Given that all civilizations rise and fall, being able to determine when yours is close to its terminus may be helpful. Imagine you knew a man who was drinking, taking drugs and indulging sexual perversion more and more over time. It was increasingly difficult for him to retain employment, act responsibly, pay his bills and get along with others, as his devolving mindset led to accidents and violent outbursts. You'd recognize that his life was spinning out of control and wouldn't be surprised to later hear he was in prison or dead. Such is the last stop on the road of inexorable moral decay. Now, would your expectations be any different if it were a group of people exhibiting such self-destructive behavior?
Okay, what about an even larger group — let's say, a country?
Of course, not all of us are that nigh-to-the-grave reprobate. But America's collective face does increasingly resemble him.
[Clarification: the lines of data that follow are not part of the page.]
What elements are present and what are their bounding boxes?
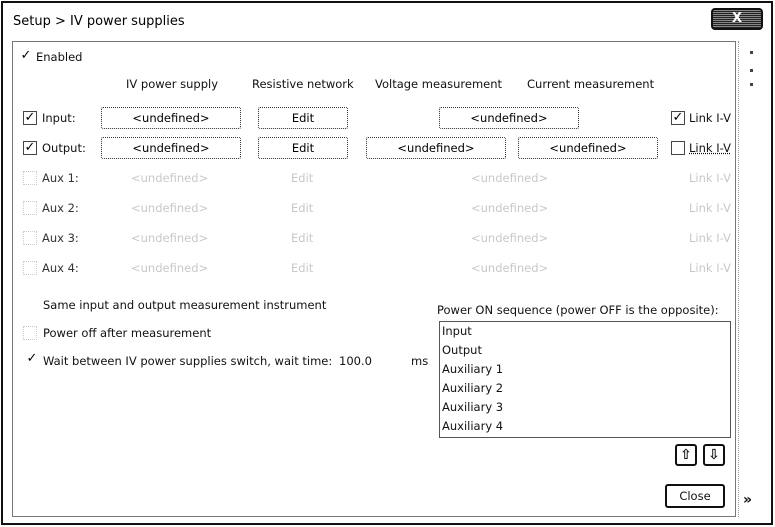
- aux4-supply-button: <undefined>: [131, 261, 209, 275]
- header-iv-power-supply: IV power supply: [126, 77, 218, 91]
- aux3-link-label: Link I-V: [689, 231, 731, 245]
- aux2-label: Aux 2:: [42, 201, 79, 215]
- scroll-dot: [750, 69, 753, 72]
- scroll-dot: [750, 83, 753, 86]
- sequence-label: Power ON sequence (power OFF is the opposite):: [437, 303, 719, 317]
- arrow-up-icon: ⇧: [680, 447, 692, 463]
- arrow-down-icon: ⇩: [708, 447, 720, 463]
- aux1-edit-button: Edit: [291, 171, 314, 185]
- output-current-button[interactable]: <undefined>: [518, 137, 658, 159]
- aux4-checkbox[interactable]: [23, 261, 37, 275]
- wait-checkbox[interactable]: ✓: [26, 351, 38, 366]
- enabled-checkbox[interactable]: ✓: [20, 48, 32, 63]
- window-title: Setup > IV power supplies: [13, 14, 185, 29]
- aux3-edit-button: Edit: [291, 231, 314, 245]
- input-label: Input:: [42, 111, 76, 125]
- output-link-checkbox[interactable]: [671, 141, 685, 155]
- aux2-supply-button: <undefined>: [131, 201, 209, 215]
- list-item[interactable]: Auxiliary 2: [442, 381, 504, 395]
- input-link-checkbox[interactable]: ✓: [672, 110, 684, 125]
- output-edit-button[interactable]: Edit: [258, 137, 348, 159]
- aux2-checkbox[interactable]: [23, 201, 37, 215]
- wait-time-unit: ms: [411, 354, 429, 368]
- setup-window: [1, 1, 773, 525]
- aux4-voltage-button: <undefined>: [471, 261, 549, 275]
- header-current-measurement: Current measurement: [527, 77, 655, 91]
- power-off-checkbox[interactable]: [23, 326, 37, 340]
- aux3-label: Aux 3:: [42, 231, 79, 245]
- window-close-button[interactable]: [711, 8, 763, 30]
- vertical-scrollbar[interactable]: [738, 41, 764, 517]
- aux3-supply-button: <undefined>: [131, 231, 209, 245]
- aux1-label: Aux 1:: [42, 171, 79, 185]
- input-checkbox[interactable]: ✓: [24, 110, 36, 125]
- chevron-right-icon[interactable]: »: [743, 492, 753, 508]
- dialog-content: [12, 41, 736, 517]
- sequence-list[interactable]: [439, 321, 731, 438]
- list-item[interactable]: Input: [442, 324, 472, 338]
- aux1-checkbox[interactable]: [23, 171, 37, 185]
- power-off-label: Power off after measurement: [43, 326, 212, 340]
- list-item[interactable]: Output: [442, 343, 482, 357]
- move-up-button[interactable]: [675, 444, 697, 466]
- aux4-link-label: Link I-V: [689, 261, 731, 275]
- input-voltage-button[interactable]: <undefined>: [439, 107, 579, 129]
- close-icon: X: [731, 11, 743, 26]
- list-item[interactable]: Auxiliary 1: [442, 362, 504, 376]
- aux4-edit-button: Edit: [291, 261, 314, 275]
- aux3-checkbox[interactable]: [23, 231, 37, 245]
- move-down-button[interactable]: [703, 444, 725, 466]
- aux1-link-label: Link I-V: [689, 171, 731, 185]
- input-link-label: Link I-V: [689, 111, 731, 125]
- output-supply-button[interactable]: <undefined>: [101, 137, 241, 159]
- input-supply-button[interactable]: <undefined>: [101, 107, 241, 129]
- wait-time-input[interactable]: 100.0: [339, 354, 372, 368]
- header-resistive-network: Resistive network: [252, 77, 354, 91]
- close-button[interactable]: Close: [665, 484, 725, 508]
- aux2-voltage-button: <undefined>: [471, 201, 549, 215]
- aux3-voltage-button: <undefined>: [471, 231, 549, 245]
- aux2-edit-button: Edit: [291, 201, 314, 215]
- output-checkbox[interactable]: ✓: [24, 140, 36, 155]
- aux1-supply-button: <undefined>: [131, 171, 209, 185]
- aux2-link-label: Link I-V: [689, 201, 731, 215]
- output-label: Output:: [42, 141, 86, 155]
- output-voltage-button[interactable]: <undefined>: [366, 137, 506, 159]
- same-instrument-label: Same input and output measurement instrument: [43, 298, 327, 312]
- enabled-label: Enabled: [36, 50, 83, 64]
- header-voltage-measurement: Voltage measurement: [375, 77, 503, 91]
- title-bar[interactable]: [3, 3, 771, 41]
- wait-label: Wait between IV power supplies switch, wait time:: [43, 354, 333, 368]
- output-link-label: Link I-V: [689, 141, 731, 155]
- scroll-dot: [750, 51, 753, 54]
- input-edit-button[interactable]: Edit: [258, 107, 348, 129]
- list-item[interactable]: Auxiliary 3: [442, 400, 504, 414]
- list-item[interactable]: Auxiliary 4: [442, 419, 504, 433]
- aux4-label: Aux 4:: [42, 261, 79, 275]
- aux1-voltage-button: <undefined>: [471, 171, 549, 185]
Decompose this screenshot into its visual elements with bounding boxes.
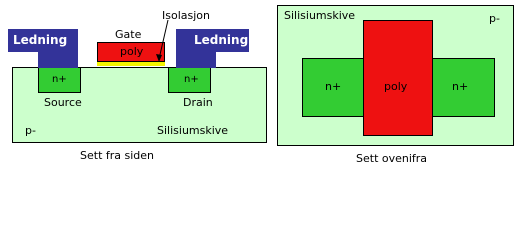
top-substrate-type: p- bbox=[489, 12, 500, 25]
source-label: Source bbox=[44, 96, 82, 109]
side-substrate-type: p- bbox=[25, 124, 36, 137]
top-left-nplus-label: n+ bbox=[325, 80, 342, 93]
side-view-caption: Sett fra siden bbox=[80, 149, 155, 162]
drain-label: Drain bbox=[183, 96, 213, 109]
top-right-nplus-label: n+ bbox=[452, 80, 469, 93]
left-lead-label: Ledning bbox=[13, 33, 68, 47]
isolation-label: Isolasjon bbox=[162, 9, 210, 22]
right-lead-label: Ledning bbox=[194, 33, 249, 47]
top-substrate-label: Silisiumskive bbox=[284, 9, 356, 22]
side-substrate-label: Silisiumskive bbox=[157, 124, 229, 137]
source-nplus-label: n+ bbox=[52, 74, 67, 85]
side-poly-label: poly bbox=[120, 45, 144, 58]
drain-nplus-label: n+ bbox=[184, 74, 199, 85]
gate-label: Gate bbox=[115, 28, 142, 41]
top-poly-region bbox=[363, 20, 433, 136]
top-poly-label: poly bbox=[384, 80, 408, 93]
top-view-caption: Sett ovenifra bbox=[356, 152, 428, 165]
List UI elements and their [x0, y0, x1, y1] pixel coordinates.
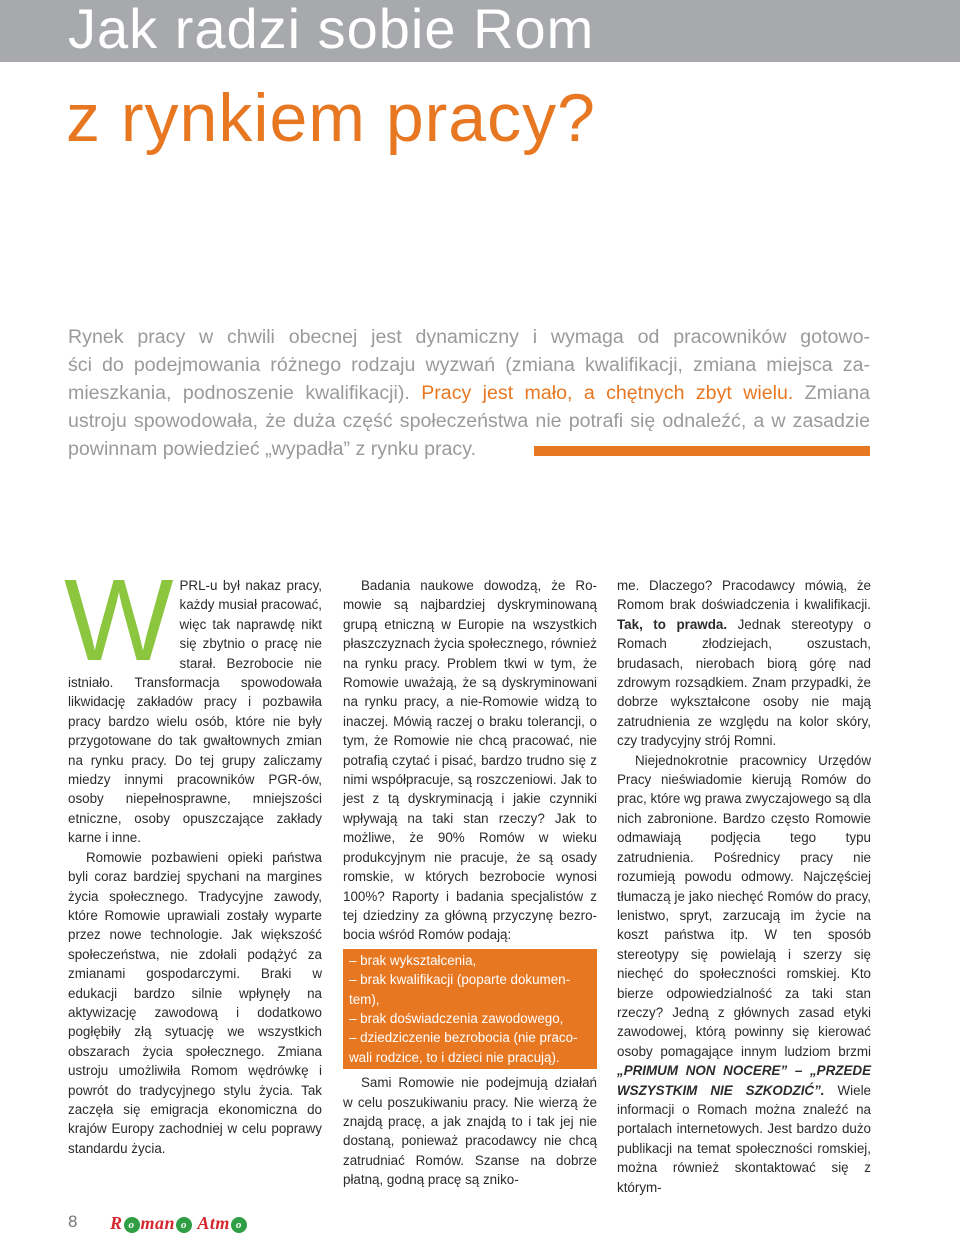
text: Niejednokrotnie pracownicy Urzędów Pracy nieświadomie kierują Romów do prac, które wg prawa zwyczajowego są dla nich zabronione. Bardzo często Romowie odmawiają podjęcia tego typu zatrudnienia. Pośrednicy pracy nie rozumieją powodu odmowy. Najczęściej tłumaczą je jako niechęć Romów do pracy, lenistwo, spryt, zarzucają im życie na koszt państwa itp. W ten sposób stereotypy się powielają i szerzy się niechęć do społeczności romskiej. Kto bierze odpowiedzialność za taki stan rzeczy? Jedną z głównych zasad etyki zawodowej, którą powinny się kierować osoby pomagające innym ludziom brzmi: [617, 752, 871, 1059]
column-2: [343, 576, 597, 1190]
text: Jednak stereotypy o Romach złodziejach, oszustach, brudasach, nierobach biorą górę nad zdrowym rozsądkiem. Znam przypadki, że dobrze wykształcone osoby nie mają zatrudnienia ze względu na kolor skóry, czy tradycyjny strój Romni.: [617, 616, 871, 749]
drop-cap: W: [64, 555, 174, 685]
lead-text: mieszkania, podnoszenie kwalifikacji).: [68, 382, 410, 404]
column-3: [617, 576, 871, 1197]
text: me. Dlaczego? Pracodawcy mówią, że Romom brak doświadczenia i kwalifikacji.: [617, 578, 871, 613]
column-1: [64, 555, 322, 1158]
list-item: – brak kwalifikacji (poparte dokumentem),: [349, 972, 571, 1007]
page-number: 8: [68, 1212, 78, 1231]
list-item: – brak doświadczenia zawodowego,: [349, 1010, 564, 1026]
lead-line: Rynek pracy w chwili obecnej jest dynamiczny i wymaga od pracowników gotowo-: [68, 326, 870, 348]
logo-letter: o: [124, 1217, 140, 1233]
logo-letter: o: [176, 1217, 192, 1233]
causes-list-box: [343, 949, 597, 1069]
bold-italic-text: „PRIMUM NON NOCERE” – „PRZEDE WSZYSTKIM NIE SZKODZIĆ”.: [617, 1063, 871, 1098]
list-item: – dziedziczenie bezrobocia (nie pracowali rodzice, to i dzieci nie pracują).: [349, 1030, 578, 1065]
logo-text: Atm: [193, 1213, 230, 1233]
paragraph: PRL-u był nakaz pracy, każdy musiał pracować, więc tak naprawdę nikt się zbytnio o pracę nie starał. Bezrobocie nie istniało. Transformacja spowodowała likwidację zakładów pracy i pozbawiła pracy bardzo wielu osób, które nie były przygotowane do tak gwałtownych zmian na rynku pracy. Do tej grupy zaliczamy miedzy innymi pracowników PGR-ów, osoby niepełnosprawne, mniejszości etniczne, osoby opuszczające zakłady karne i inne.: [68, 578, 322, 846]
list-item: – brak wykształcenia,: [349, 952, 477, 968]
lead-line: ustroju spowodowała, że duża część społeczeństwa nie potrafi się odnaleźć, a w zasadzie: [68, 410, 870, 432]
logo-text: R: [110, 1213, 123, 1233]
title-line-1: Jak radzi sobie Rom: [68, 0, 595, 60]
lead-line: powinnam powiedzieć „wypadła” z rynku pracy.: [68, 438, 477, 460]
paragraph: Romowie pozbawieni opieki państwa byli coraz bardziej spychani na margines życia społecznego. Tradycyjne zawody, które Romowie uprawiali zostały wyparte przez nowe technologie. Jak większość społeczeństwa, nie zdołali podążyć za zmianami gospodarczymi. Braki w edukacji bardzo silnie wpłynęły na aktywizację zawodową i dodatkowo pogłębiły złą sytuację we wszystkich obszarach życia społecznego. Zmiana ustroju umożliwiła Romom wędrówkę i powrót do tradycyjnego stylu życia. Tak zaczęła się emigracja ekonomiczna do krajów Europy zachodniej w celu poprawy standardu życia.: [68, 849, 322, 1156]
logo-letter: o: [231, 1217, 247, 1233]
paragraph: [617, 576, 871, 751]
magazine-logo: [110, 1213, 248, 1234]
lead-line: [68, 379, 870, 407]
paragraph: Sami Romowie nie podejmują działań w celu poszukiwaniu pracy. Nie wierzą że znajdą pracę, a jak znajdą to i tak jej nie dostaną, ponieważ pracodawcy nie chcą zatrudniać Romów. Szanse na dobrze płatną, godną pracę są zniko-: [343, 1075, 597, 1188]
lead-line: ści do podejmowania różnego rodzaju wyzwań (zmiana kwalifikacji, zmiana miejsca za-: [68, 354, 870, 376]
lead-paragraph: [68, 323, 870, 463]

We can also hark back to the baseball analogy. With people tending to make up their own rules, our "game" is breaking down. Why do you think we have candidates who scoff at enforcing immigration law and a president and judges who wipe their paws and claws on the Constitution? In a land where all is relative, laws are relative to the men; then you become a nation of men, not laws.
This is why none of our "solutions" will solve anything. We can talk about Ted Cruz and constitutionalism. But was John Adams a fool when warning in 1798, "Our Constitution was made only for a moral and religious people. It is wholly inadequate to the government of any other"? We are now the "other."
We can echo Donald Trump echoing Ronald Reagan and say "Make America great again!" But as an apocryphal quotation oft repeated by Reagan goes, "America is great because America is good, and if America ever ceases to be good, she will cease to be great."
And we can bellow "Freedom!" Braveheart-style. But as British philosopher Edmund Burke noted, "It is written in the eternal constitution of things that men of intemperate minds cannot be free. Their passions forge their fetters."
Intemperate minds abound. Passions we've got. Fetters we're getting. Of course, I'll choose to, if possible, add a few more pages to the American republic's story. But I know that, even now, her last chapter is being written.